The ‘Help with Fees’ scheme protects universal access to justice by providing those on low income and little to no savings with financial help towards the cost of these fees.
The scheme offers essential support to vulnerable individuals and comes at a crucial time following recent, but now reducing, inflation.
The income and capital eligibility thresholds are being raised significantly, potentially supporting thousands more people and ensuring justice is never unaffordable.
The scheme is also being simplified making it easier for people to use, including allowing their legal representatives to complete applications.
In the last year alone, the scheme has provided over £80 million to thousands of people in a wide range of cases such as family disputes, housing issues and compensation claims for personal injuries.
Justice Minister Mike Freer said:
No matter what someone’s finances, it is vital they can get the justice they deserve which is why we are making it easier for more people to get help with court fees.
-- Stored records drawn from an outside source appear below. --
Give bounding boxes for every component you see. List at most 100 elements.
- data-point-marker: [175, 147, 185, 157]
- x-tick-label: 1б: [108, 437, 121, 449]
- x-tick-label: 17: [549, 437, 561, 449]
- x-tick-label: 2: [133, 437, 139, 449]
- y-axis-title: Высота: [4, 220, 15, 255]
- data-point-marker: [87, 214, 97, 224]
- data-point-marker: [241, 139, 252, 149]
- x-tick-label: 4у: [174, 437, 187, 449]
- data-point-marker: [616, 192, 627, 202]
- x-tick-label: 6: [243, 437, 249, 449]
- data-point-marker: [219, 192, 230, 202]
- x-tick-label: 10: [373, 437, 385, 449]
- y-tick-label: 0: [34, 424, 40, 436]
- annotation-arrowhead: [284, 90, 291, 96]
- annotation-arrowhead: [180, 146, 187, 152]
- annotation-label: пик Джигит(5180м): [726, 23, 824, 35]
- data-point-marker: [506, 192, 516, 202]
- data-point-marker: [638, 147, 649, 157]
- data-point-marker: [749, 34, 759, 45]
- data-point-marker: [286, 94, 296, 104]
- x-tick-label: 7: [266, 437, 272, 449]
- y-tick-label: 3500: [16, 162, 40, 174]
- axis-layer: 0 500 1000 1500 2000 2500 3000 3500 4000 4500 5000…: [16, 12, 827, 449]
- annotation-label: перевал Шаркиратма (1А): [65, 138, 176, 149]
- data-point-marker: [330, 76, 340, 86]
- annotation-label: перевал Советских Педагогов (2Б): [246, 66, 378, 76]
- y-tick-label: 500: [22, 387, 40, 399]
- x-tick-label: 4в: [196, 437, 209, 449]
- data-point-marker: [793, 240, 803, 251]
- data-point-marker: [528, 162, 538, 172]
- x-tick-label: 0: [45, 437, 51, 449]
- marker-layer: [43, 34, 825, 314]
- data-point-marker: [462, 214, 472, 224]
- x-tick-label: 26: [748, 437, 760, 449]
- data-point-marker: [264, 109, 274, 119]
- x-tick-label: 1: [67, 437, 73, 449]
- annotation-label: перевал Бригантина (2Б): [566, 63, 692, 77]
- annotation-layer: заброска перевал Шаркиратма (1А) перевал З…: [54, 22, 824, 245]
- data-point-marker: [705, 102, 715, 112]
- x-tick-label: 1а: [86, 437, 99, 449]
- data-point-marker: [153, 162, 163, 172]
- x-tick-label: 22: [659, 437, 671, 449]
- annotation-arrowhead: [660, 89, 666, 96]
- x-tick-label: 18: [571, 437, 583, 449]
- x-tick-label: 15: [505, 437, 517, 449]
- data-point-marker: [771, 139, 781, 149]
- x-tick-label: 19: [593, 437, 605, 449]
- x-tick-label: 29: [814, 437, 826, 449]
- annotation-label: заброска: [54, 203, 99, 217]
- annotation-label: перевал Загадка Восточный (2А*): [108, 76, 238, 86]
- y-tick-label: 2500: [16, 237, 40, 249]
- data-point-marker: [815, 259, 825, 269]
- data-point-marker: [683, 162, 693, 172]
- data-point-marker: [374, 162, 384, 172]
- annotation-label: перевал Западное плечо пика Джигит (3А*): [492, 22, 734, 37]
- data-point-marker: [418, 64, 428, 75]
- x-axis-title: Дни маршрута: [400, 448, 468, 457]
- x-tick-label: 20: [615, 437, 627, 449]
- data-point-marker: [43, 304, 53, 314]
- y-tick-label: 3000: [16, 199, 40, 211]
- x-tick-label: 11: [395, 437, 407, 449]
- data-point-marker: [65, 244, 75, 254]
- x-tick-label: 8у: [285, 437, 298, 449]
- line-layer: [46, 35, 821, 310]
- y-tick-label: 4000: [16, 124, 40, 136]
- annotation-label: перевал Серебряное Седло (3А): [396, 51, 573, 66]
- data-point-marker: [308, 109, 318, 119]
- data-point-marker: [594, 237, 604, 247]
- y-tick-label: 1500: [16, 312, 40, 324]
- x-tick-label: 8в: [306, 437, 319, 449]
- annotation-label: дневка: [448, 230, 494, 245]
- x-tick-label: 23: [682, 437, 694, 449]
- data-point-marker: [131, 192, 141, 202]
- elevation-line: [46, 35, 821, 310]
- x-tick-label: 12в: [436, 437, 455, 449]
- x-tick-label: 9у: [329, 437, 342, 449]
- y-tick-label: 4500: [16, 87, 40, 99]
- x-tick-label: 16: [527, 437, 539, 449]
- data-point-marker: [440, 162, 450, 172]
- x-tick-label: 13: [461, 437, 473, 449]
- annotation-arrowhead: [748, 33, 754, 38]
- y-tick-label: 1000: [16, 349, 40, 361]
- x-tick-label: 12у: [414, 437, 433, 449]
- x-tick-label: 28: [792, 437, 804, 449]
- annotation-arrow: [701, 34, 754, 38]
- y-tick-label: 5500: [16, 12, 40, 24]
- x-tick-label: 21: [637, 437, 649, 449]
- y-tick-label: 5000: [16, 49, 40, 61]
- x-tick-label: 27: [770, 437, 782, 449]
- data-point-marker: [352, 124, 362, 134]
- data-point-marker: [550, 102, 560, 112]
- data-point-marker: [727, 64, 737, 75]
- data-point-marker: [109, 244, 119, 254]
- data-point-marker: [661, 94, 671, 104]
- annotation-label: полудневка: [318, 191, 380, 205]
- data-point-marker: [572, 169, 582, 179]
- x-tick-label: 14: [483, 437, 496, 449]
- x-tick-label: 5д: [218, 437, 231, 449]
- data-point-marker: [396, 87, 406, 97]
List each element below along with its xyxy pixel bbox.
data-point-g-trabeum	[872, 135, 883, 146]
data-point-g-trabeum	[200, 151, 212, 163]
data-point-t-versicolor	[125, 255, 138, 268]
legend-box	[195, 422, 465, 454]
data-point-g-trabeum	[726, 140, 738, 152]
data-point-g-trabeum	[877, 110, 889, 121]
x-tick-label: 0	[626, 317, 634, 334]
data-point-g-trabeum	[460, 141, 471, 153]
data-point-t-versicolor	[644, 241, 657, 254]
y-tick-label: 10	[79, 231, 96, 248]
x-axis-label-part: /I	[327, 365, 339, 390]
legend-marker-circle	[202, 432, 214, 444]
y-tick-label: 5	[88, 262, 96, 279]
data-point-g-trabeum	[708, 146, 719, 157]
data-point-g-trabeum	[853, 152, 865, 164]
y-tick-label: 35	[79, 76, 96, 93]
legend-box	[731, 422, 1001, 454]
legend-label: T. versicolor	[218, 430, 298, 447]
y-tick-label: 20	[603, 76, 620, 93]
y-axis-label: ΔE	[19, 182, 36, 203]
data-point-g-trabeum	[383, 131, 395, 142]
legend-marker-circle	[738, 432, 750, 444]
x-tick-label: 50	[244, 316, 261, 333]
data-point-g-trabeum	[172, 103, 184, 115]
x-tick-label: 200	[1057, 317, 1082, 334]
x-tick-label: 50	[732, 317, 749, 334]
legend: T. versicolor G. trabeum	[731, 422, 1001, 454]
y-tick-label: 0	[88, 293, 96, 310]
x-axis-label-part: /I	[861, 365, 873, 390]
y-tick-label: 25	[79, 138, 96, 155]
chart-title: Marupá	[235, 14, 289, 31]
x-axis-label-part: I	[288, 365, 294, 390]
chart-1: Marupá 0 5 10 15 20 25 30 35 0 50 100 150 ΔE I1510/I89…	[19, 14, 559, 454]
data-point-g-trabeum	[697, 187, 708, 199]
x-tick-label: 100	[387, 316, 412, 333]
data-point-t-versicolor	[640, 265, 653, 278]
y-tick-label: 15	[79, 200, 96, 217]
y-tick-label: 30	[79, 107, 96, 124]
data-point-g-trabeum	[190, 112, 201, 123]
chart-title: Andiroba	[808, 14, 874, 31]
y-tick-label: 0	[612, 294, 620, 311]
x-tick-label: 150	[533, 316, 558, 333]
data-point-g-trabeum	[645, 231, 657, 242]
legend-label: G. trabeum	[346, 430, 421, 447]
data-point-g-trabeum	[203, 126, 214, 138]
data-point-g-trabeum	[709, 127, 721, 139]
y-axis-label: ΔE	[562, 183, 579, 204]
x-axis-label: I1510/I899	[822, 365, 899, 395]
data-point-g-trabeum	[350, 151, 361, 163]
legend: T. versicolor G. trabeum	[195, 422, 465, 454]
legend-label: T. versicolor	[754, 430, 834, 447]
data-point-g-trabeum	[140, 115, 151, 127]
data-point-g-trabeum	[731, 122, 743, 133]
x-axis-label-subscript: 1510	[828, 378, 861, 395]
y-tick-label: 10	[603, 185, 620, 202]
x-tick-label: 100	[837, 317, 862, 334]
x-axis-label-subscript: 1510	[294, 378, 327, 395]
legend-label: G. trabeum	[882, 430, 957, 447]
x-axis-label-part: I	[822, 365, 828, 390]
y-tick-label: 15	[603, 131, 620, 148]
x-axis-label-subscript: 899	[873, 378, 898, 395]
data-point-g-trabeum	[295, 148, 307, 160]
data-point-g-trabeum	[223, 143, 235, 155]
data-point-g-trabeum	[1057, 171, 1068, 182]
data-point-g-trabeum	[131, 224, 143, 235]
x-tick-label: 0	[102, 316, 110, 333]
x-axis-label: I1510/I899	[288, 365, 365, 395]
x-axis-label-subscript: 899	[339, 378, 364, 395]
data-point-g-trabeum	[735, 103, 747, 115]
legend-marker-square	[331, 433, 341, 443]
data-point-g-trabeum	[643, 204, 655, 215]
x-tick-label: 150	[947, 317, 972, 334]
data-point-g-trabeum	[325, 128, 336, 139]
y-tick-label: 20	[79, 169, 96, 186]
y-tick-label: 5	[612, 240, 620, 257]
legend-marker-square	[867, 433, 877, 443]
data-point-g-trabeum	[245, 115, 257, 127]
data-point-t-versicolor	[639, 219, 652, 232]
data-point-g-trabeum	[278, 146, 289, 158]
The Help with Fees scheme has already helped tens of thousands of people pay court fees since we created it in 2013 and our reforms will make it more generous for those who need it most.
The changes to income thresholds will vary depending on different families and their circumstances, including the age of any children. For example:
- For a couple with 2 children under 14, the monthly income threshold would increase from £1,875 per month to £2,980
- For a single person with no children the threshold would increase from £1,170 per month to £1,420
Additional financial support will be provided for parents with a child aged 14 or over, considering the greater cost associated with looking after older children.
The Government will also change how the scheme is targeted to make sure the most financially vulnerable are better supported by:
- Providing more flexibility for individuals with money in savings and investments by increasing the minimum capital threshold for the scheme. This will allow applicants to have more capital before they become ineligible for the scheme.
- Making it easier for the self-employed and those who work variable shift patterns to qualify by better recognising that income can fluctuate month- on-month.
- Ensuring those on higher incomes pay more of their court and tribunal fees, by revising partial fee discounts so the more an individual earns, the more they pay towards their fees.
- Raising the scheme’s age cap from 61 to the state pension age of 66.
The reforms follow a public consultation earlier this year which found the majority of respondents were very supportive of the Government’s plans to expand and improve the scheme. The reformed scheme will come into force later this year.
The changes come alongside wider Government measures to ensure people can access justice no matter their personal finances. Earlier this year more than 6 million more people were made eligible for legal aid advice and representation under a major investment to support those who need it most.